Morocco celebrates its World Cup history-makers
As the first African or Arab team to reach the World Cup semifinals, Morocco made history. They were a big success because it was the first Arab World Cup. After beating Belgium, Spain, and Portugal, the team reached the semifinals but lost to France.
They were given a hero’s welcome because of their team’s record-breaking achievement. Reda Ghazi, 27, the owner of a café in Rabat, told The Associated Press that Morocco’s participation in the 2022 FIFA World Cup would go down as one of the most entertaining campaigns in the tournament’s history.
“Every Moroccan’s hope was to bring home a trophy, because football is such a huge deal in Morocco.” Most Moroccans were pleased with Morocco’s fourth-place performance, despite the country’s loss to Croatia in the third-place play-off on Saturday. “I still can’t wrap my brain around what happened in this World Cup,” said Amour El Berkaoui, a 23-year-old student. Now that the team has raised the bar so high, nothing short of winning the 2017 African Cup of Nations will do.
The Moroccan squad won over many Arab soccer fans because they saw themselves in the team.

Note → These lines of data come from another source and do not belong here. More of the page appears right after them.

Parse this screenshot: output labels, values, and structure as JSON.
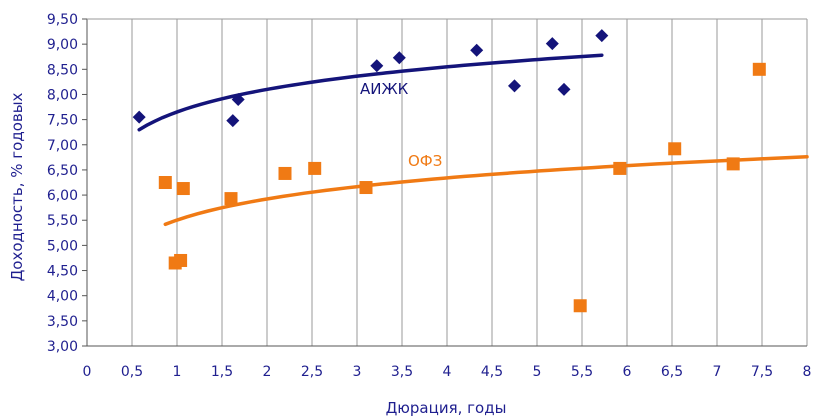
{
  "chart_data": {
    "type": "scatter",
    "xlabel": "Дюрация, годы",
    "ylabel": "Доходность, % годовых",
    "xlim": [
      0,
      8
    ],
    "ylim": [
      3.0,
      9.5
    ],
    "x_ticks": [
      "0",
      "0,5",
      "1",
      "1,5",
      "2",
      "2,5",
      "3",
      "3,5",
      "4",
      "4,5",
      "5",
      "5,5",
      "6",
      "6,5",
      "7",
      "7,5",
      "8"
    ],
    "y_ticks": [
      "3,00",
      "3,50",
      "4,00",
      "4,50",
      "5,00",
      "5,50",
      "6,00",
      "6,50",
      "7,00",
      "7,50",
      "8,00",
      "8,50",
      "9,00",
      "9,50"
    ],
    "grid": "vertical",
    "series": [
      {
        "name": "АИЖК",
        "marker": "diamond",
        "color": "#14147a",
        "points": [
          [
            0.58,
            7.55
          ],
          [
            1.62,
            7.48
          ],
          [
            1.68,
            7.9
          ],
          [
            3.22,
            8.57
          ],
          [
            3.47,
            8.73
          ],
          [
            4.33,
            8.88
          ],
          [
            4.75,
            8.17
          ],
          [
            5.17,
            9.01
          ],
          [
            5.3,
            8.1
          ],
          [
            5.72,
            9.17
          ]
        ],
        "trend": {
          "type": "log",
          "x_start": 0.58,
          "x_end": 5.72,
          "y_start": 7.3,
          "y_end": 8.78
        }
      },
      {
        "name": "ОФЗ",
        "marker": "square",
        "color": "#f07a14",
        "points": [
          [
            0.87,
            6.25
          ],
          [
            0.98,
            4.65
          ],
          [
            1.04,
            4.7
          ],
          [
            1.07,
            6.13
          ],
          [
            1.6,
            5.93
          ],
          [
            2.2,
            6.43
          ],
          [
            2.53,
            6.53
          ],
          [
            3.1,
            6.15
          ],
          [
            5.48,
            3.8
          ],
          [
            5.92,
            6.53
          ],
          [
            6.53,
            6.92
          ],
          [
            7.18,
            6.62
          ],
          [
            7.47,
            8.5
          ]
        ],
        "trend": {
          "type": "log",
          "x_start": 0.87,
          "x_end": 8.0,
          "y_start": 5.42,
          "y_end": 6.76
        }
      }
    ]
  }
}
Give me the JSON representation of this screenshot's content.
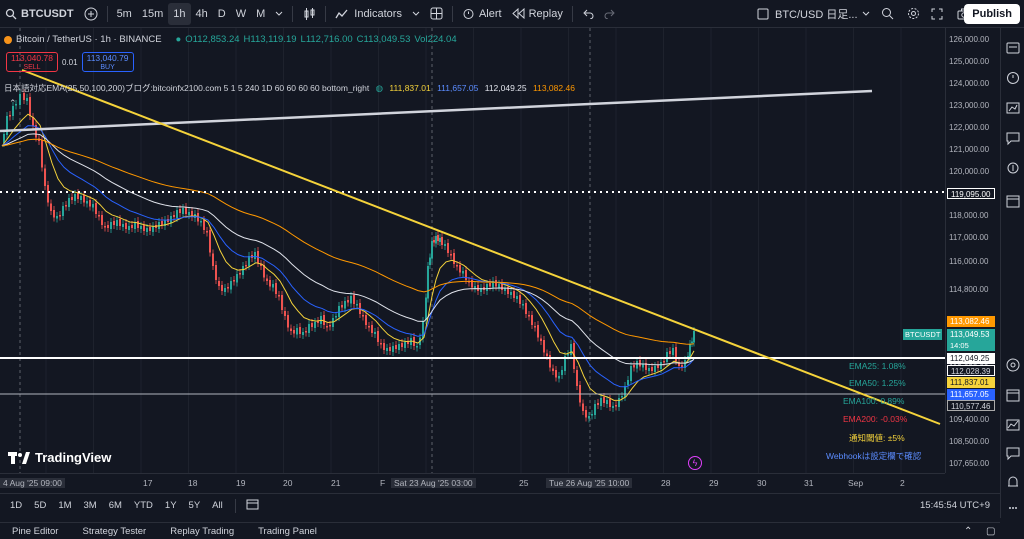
{
  "topbar": {
    "symbol": "BTCUSDT",
    "timeframes": [
      "5m",
      "15m",
      "1h",
      "4h",
      "D",
      "W",
      "M"
    ],
    "active_timeframe": "1h",
    "indicators_label": "Indicators",
    "alert_label": "Alert",
    "replay_label": "Replay",
    "layout_name": "BTC/USD 日足...",
    "publish_label": "Publish"
  },
  "legend": {
    "title": "Bitcoin / TetherUS · 1h · BINANCE",
    "o": "O112,853.24",
    "h": "H113,119.19",
    "l": "L112,716.00",
    "c": "C113,049.53",
    "vol": "Vol224.04"
  },
  "trade": {
    "sell_price": "113,040.78",
    "sell_label": "SELL",
    "spread": "0.01",
    "buy_price": "113,040.79",
    "buy_label": "BUY"
  },
  "indicator": {
    "name": "日本語対応EMA(25,50,100,200)ブログ:bitcoinfx2100.com 5 1 5 240 1D 60 60 60 60 bottom_right",
    "v1": "111,837.01",
    "v2": "111,657.05",
    "v3": "112,049.25",
    "v4": "113,082.46"
  },
  "price_axis": [
    "126,000.00",
    "125,000.00",
    "124,000.00",
    "123,000.00",
    "122,000.00",
    "121,000.00",
    "120,000.00",
    "119,095.00",
    "118,000.00",
    "117,000.00",
    "116,000.00",
    "114,800.00",
    "113,082.46",
    "113,049.53",
    "14:05",
    "112,049.25",
    "112,028.39",
    "111,837.01",
    "111,657.05",
    "110,577.46",
    "109,400.00",
    "108,500.00",
    "107,650.00"
  ],
  "ema_panel": {
    "ema25": "EMA25: 1.08%",
    "ema50": "EMA50: 1.25%",
    "ema100": "EMA100: 0.89%",
    "ema200": "EMA200: -0.03%",
    "threshold": "通知閾値: ±5%",
    "webhook": "Webhookは設定欄で確認"
  },
  "current_symbol_tag": "BTCUSDT",
  "brand": "TradingView",
  "time_axis": [
    "4 Aug '25  09:00",
    "17",
    "18",
    "19",
    "20",
    "21",
    "Sat 23 Aug '25  03:00",
    "25",
    "Tue 26 Aug '25  10:00",
    "28",
    "29",
    "30",
    "31",
    "Sep",
    "2"
  ],
  "time_axis_prefix_f": "F",
  "ranges": [
    "1D",
    "5D",
    "1M",
    "3M",
    "6M",
    "YTD",
    "1Y",
    "5Y",
    "All"
  ],
  "clock": "15:45:54 UTC+9",
  "panels": [
    "Pine Editor",
    "Strategy Tester",
    "Replay Trading",
    "Trading Panel"
  ],
  "colors": {
    "background": "#131722",
    "up": "#26a69a",
    "down": "#ef5350",
    "trendline": "#f5d33b",
    "ema25": "#f5d33b",
    "ema50": "#2962ff",
    "ema100": "#e0e3eb",
    "ema200": "#ff9800"
  }
}
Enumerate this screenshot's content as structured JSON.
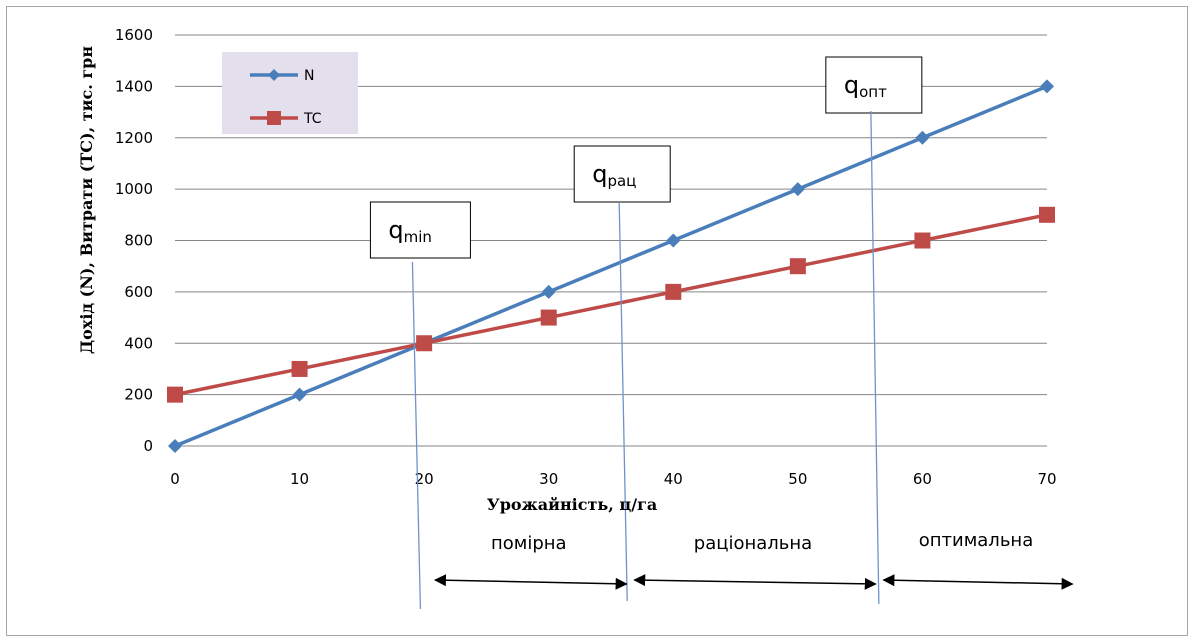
{
  "chart_data": {
    "type": "line",
    "xlabel": "Урожайність, ц/га",
    "ylabel": "Дохід (N), Витрати (TC), тис. грн",
    "x": [
      0,
      10,
      20,
      30,
      40,
      50,
      60,
      70
    ],
    "xlim": [
      0,
      70
    ],
    "ylim": [
      0,
      1600
    ],
    "yticks": [
      0,
      200,
      400,
      600,
      800,
      1000,
      1200,
      1400,
      1600
    ],
    "grid": true,
    "legend_position": "top-left",
    "series": [
      {
        "name": "N",
        "values": [
          0,
          200,
          400,
          600,
          800,
          1000,
          1200,
          1400
        ],
        "color": "#4a7ebb",
        "marker": "diamond"
      },
      {
        "name": "TC",
        "values": [
          200,
          300,
          400,
          500,
          600,
          700,
          800,
          900
        ],
        "color": "#be4b48",
        "marker": "square"
      }
    ],
    "annotations": [
      {
        "main": "q",
        "sub": "min",
        "x": 19.3
      },
      {
        "main": "q",
        "sub": "рац",
        "x": 35.9
      },
      {
        "main": "q",
        "sub": "опт",
        "x": 56.1
      }
    ],
    "regions": [
      {
        "label": "помірна",
        "from": 20.4,
        "to": 36.4
      },
      {
        "label": "раціональна",
        "from": 36.4,
        "to": 56.4
      },
      {
        "label": "оптимальна",
        "from": 56.4,
        "to": 72.2
      }
    ]
  }
}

Palestinian players celebrated their victories with their families, waving the flag and embracing their young fans. The group was successful in rallying help from all around Africa.
Rabat native Omar Zorgane boasted, “As an African squad, we shattered a number of records and made the whole continent happy.” According to him, “Morocco as a whole will gain a lot from this year’s World Cup,” including more tourism and the possibility of hosting future major international sporting events.